Citing the grim statistics alone should be enough to convince people to stop texting and driving, but that doesn’t always work. More than eight people are killed and 1,161 are injured each day in crashes reported to involve a distracted driver, according to the Center for Disease Control and Prevention. Drivers in their 20s make up 25% of distracted drivers in fatal crashes.
The new study finds “death awareness” does play a significant role in promoting the adoption of texting and driving prevention behavior. When individuals were primed with reminders of their mortality and the potential consequences of their actions, they were more likely to indicate that they would refrain from texting while driving and adopt safer behaviors behind the wheel.
The findings also indicate that reactance—or the resistance to being persuaded or controlled—played a paradoxical role in texting-and-driving prevention. When individuals were primed to experience reactance and exhibited initial resistance to prevention messages, researchers found death awareness effectively reduced those individuals’ resistance and positively influenced their behavior.

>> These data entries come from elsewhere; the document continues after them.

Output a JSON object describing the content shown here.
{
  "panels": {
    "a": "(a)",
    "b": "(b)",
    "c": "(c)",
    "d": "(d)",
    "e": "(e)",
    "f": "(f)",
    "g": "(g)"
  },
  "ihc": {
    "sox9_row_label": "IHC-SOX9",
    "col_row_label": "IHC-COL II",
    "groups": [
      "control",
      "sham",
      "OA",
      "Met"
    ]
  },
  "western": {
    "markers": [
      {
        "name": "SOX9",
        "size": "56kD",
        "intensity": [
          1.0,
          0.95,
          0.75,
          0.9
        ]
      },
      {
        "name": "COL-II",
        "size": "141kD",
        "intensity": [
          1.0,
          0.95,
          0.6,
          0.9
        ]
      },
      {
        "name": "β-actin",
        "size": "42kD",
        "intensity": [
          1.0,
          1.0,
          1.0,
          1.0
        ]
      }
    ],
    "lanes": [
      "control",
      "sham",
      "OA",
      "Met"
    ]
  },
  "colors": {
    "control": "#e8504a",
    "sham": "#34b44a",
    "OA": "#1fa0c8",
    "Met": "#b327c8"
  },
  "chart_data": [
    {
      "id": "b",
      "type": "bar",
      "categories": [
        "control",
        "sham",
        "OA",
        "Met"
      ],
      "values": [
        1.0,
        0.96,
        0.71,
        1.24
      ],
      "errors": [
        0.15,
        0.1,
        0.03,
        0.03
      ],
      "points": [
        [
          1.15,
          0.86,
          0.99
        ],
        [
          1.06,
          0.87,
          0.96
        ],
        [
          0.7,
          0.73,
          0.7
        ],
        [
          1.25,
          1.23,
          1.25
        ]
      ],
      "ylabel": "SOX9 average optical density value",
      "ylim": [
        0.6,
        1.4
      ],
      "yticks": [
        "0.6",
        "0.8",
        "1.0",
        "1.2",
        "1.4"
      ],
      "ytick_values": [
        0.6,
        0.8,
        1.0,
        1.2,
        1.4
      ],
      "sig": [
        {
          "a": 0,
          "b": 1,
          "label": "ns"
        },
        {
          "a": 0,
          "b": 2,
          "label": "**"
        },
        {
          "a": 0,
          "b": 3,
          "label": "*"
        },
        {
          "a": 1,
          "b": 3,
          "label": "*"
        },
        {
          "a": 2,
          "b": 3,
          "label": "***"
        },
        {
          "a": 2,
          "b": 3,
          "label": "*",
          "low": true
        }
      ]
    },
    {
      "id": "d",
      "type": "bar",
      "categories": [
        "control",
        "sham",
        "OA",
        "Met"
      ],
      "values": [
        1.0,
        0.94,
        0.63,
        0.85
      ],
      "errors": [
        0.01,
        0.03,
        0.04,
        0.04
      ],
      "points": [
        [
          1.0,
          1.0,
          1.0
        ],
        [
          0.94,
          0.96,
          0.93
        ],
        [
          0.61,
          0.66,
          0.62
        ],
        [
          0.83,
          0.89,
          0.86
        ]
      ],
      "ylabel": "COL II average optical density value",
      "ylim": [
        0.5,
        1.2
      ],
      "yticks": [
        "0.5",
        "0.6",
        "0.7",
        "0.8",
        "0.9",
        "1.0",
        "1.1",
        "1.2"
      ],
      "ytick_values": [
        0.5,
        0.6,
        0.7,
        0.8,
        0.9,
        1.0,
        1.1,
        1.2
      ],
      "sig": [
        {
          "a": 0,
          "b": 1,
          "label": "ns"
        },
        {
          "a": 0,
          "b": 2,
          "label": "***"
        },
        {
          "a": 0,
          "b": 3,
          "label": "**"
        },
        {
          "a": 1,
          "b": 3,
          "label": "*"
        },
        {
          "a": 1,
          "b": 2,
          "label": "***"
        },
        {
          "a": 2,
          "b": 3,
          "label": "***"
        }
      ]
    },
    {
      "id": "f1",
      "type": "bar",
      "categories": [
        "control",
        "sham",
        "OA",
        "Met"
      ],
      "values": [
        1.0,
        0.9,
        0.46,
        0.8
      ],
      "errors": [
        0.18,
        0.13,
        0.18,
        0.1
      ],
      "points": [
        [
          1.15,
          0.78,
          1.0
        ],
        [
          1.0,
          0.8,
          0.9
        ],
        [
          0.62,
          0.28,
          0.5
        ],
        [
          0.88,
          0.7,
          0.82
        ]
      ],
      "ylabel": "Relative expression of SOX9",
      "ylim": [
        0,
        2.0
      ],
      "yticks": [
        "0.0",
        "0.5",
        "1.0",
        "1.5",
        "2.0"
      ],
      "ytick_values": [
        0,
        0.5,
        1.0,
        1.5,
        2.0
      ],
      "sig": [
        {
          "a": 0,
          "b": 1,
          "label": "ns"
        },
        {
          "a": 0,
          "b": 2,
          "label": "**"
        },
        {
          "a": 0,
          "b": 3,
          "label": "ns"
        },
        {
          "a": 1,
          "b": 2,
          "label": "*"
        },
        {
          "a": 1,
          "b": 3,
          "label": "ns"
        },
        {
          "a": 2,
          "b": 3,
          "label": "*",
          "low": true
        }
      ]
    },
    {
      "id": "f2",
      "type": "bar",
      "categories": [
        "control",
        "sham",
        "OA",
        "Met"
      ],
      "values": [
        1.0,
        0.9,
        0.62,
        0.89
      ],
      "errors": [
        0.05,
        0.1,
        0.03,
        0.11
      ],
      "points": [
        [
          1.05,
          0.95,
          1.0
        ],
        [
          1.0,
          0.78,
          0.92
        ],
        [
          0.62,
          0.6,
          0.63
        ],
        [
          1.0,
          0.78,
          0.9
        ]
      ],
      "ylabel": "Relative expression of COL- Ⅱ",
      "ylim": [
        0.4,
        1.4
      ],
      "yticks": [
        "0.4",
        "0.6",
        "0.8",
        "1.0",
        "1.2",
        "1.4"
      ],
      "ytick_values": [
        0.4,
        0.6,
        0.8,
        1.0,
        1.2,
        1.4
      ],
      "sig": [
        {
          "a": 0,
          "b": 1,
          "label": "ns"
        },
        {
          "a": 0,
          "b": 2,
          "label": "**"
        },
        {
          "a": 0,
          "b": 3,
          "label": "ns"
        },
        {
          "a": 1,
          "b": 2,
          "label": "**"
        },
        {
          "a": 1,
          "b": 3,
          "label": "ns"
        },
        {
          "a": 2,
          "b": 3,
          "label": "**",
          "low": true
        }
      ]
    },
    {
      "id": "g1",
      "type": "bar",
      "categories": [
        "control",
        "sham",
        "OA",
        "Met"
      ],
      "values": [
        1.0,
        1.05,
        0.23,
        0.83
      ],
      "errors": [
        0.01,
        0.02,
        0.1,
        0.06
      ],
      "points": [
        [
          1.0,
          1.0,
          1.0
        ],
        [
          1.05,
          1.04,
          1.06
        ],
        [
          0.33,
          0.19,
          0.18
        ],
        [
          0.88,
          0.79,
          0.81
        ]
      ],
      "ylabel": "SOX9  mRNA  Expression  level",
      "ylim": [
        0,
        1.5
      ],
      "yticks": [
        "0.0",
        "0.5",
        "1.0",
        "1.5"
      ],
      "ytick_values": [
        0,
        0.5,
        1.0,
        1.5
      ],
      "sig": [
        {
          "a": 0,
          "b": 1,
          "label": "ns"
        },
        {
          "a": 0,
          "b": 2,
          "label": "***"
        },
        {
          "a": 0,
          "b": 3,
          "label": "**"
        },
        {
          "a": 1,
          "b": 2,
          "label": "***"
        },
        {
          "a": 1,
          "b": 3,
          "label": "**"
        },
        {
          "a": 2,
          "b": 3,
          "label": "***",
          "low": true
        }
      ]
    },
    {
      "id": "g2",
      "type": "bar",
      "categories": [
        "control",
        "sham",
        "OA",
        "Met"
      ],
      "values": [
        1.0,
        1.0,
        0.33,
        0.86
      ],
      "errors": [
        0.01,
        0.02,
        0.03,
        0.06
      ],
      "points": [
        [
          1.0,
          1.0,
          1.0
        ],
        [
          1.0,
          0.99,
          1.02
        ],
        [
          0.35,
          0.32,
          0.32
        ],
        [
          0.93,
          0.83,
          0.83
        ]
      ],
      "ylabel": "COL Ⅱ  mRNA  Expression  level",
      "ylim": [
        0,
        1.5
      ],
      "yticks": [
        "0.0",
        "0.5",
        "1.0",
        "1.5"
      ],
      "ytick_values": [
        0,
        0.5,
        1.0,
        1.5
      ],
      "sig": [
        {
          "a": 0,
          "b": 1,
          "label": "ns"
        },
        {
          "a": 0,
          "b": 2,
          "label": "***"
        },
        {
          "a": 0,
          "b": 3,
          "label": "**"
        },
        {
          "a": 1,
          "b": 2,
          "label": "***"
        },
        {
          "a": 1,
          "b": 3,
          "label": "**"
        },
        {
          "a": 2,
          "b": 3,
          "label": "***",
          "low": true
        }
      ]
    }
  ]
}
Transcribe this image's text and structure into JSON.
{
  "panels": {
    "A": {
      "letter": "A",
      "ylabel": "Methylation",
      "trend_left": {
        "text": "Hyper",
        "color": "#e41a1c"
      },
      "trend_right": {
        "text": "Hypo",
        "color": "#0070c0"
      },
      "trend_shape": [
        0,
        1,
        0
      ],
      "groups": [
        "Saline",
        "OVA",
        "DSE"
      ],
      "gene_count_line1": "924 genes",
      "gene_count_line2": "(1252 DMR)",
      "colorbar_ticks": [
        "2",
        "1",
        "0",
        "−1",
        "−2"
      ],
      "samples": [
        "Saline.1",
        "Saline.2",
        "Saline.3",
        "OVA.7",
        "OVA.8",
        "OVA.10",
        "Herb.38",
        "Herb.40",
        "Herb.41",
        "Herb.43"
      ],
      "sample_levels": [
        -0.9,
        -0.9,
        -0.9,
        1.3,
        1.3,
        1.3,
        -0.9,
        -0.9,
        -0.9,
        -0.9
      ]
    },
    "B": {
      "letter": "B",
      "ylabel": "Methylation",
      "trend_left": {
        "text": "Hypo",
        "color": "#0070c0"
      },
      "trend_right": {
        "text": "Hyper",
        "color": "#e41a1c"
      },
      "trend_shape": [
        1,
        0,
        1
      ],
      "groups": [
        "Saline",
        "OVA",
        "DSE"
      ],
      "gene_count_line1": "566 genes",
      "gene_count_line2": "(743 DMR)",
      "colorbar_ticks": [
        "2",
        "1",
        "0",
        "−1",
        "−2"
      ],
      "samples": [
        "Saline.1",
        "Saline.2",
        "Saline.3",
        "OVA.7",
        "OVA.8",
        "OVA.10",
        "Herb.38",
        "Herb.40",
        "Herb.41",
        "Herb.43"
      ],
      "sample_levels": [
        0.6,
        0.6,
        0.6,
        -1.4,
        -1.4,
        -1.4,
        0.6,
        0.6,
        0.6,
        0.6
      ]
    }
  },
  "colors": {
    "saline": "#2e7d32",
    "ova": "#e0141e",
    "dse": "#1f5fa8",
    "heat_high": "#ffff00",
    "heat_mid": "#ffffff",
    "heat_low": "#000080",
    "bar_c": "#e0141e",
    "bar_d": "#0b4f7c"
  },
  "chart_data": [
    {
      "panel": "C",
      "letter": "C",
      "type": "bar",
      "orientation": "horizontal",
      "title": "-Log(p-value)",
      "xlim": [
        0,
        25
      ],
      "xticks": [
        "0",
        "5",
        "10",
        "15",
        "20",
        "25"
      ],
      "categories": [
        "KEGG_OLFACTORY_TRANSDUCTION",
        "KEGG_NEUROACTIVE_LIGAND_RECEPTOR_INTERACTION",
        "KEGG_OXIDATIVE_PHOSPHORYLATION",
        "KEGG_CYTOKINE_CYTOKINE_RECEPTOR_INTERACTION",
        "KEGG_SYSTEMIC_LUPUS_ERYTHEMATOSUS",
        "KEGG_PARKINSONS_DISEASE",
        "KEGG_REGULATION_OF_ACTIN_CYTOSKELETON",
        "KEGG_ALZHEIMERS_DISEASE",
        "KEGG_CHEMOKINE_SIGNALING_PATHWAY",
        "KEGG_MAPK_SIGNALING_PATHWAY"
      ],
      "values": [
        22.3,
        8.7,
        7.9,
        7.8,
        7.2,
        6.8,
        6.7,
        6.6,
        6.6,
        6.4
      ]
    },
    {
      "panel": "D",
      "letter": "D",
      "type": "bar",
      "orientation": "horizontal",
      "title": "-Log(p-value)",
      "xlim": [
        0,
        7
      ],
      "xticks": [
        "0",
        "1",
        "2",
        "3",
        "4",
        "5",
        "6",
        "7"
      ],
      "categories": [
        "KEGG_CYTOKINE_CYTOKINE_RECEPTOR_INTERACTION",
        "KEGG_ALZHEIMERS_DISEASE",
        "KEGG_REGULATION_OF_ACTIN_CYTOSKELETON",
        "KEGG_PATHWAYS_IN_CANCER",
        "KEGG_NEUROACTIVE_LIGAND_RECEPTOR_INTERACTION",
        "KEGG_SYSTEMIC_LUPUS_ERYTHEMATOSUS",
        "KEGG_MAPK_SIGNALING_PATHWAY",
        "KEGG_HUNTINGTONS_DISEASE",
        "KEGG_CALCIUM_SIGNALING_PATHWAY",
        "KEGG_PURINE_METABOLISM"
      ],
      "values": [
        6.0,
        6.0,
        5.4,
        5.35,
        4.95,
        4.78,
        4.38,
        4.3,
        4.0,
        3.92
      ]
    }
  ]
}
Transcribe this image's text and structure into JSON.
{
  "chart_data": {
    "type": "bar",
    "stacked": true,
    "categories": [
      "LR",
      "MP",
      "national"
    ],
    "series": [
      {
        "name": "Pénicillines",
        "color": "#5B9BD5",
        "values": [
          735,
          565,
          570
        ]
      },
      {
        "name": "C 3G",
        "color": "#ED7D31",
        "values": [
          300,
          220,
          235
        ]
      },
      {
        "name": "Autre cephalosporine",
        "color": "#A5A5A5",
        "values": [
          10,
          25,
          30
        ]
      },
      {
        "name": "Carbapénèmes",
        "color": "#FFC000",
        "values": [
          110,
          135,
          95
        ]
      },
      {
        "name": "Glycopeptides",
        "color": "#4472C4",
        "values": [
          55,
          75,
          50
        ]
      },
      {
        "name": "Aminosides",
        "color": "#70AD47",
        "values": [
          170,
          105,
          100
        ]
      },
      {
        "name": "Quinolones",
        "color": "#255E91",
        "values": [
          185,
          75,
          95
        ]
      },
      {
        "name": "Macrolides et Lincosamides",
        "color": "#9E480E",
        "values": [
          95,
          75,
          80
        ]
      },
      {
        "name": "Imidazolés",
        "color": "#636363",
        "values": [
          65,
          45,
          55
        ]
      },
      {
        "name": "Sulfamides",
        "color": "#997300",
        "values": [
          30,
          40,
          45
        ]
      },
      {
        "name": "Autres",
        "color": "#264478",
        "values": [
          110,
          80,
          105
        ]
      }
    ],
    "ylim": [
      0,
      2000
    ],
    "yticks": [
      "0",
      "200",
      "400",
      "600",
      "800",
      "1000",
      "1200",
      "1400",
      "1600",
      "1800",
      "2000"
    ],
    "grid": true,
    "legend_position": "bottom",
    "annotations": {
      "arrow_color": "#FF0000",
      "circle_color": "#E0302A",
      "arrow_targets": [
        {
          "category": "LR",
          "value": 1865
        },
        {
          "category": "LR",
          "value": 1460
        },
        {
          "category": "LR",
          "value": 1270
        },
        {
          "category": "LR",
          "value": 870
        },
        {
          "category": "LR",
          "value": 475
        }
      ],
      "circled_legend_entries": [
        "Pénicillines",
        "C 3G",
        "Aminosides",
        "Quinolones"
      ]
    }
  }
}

“When you message people about behaviors that could harm their health, you want to be careful not to induce reactance by using terms that imply they have no choice because that could trigger resistance,” says Zachary Massey, an assistant professor of science communication and strategic communication at the University of Missouri School of Journalism and coauthor on the study published in Risk Analysis. “And if there’s resistance, they might reject the message.”
Crafting prevention messages to warn people about threats to their well-being is tricky—even if the statistics about the health threat appear dire, Massey says. Convincing drivers—especially young drivers—to stop texting and driving is no different.
Massey’s experimental study examined how young adults respond to different versions of a preventative health message that combines two psychological factors that influence individual behavior—death awareness and reactance.
Reactance is especially profound in teenagers and young adults, who often resist attempts to change their behavior. It can reappear at other stages in life as well.
The experiment used a comprehensive approach, combining survey data, experimental scenarios, and statistical analysis to gain insights into the factors influencing how people respond to texting-and-driving messages.
The researchers recruited 208 participants between the ages of 18 and 31 and randomly assigned them to write a short essay either about their death or about experiencing dental pain.
Participants then read different versions of texting-and-driving prevention messages adapted from governmental websites. One version of the message threatened participants’ behavioral freedom to choose—”There’s really no choice when it comes to preventing texting and driving: You simply have to do it!”—and the other version supported participants freedom to choose—”You have a choice when it comes to texting and driving: Avoid texting and driving whenever you can!”
Participants who wrote about their death and then read the message supporting their behavioral choice showed the strongest indication of changing their texting behavior while driving, providing a possible avenue for practitioners that must communicate deadly consequences of health behaviors to people who may be resistant to those messages.
“This is tricky, tricky ground to work on,” Massey says. “We have to tell people about something they might not want to hear that could have deadly ramifications if they don’t listen to what we’re saying. But if we warn people and threaten their behavior to choose, it could backfire. We have to warn people about deadly threats, but we need to figure out how to frame that information so they will listen.”
Elena Bessarabova, assistant professor in the communications department at the University of Oklahoma, is coauthor of the study.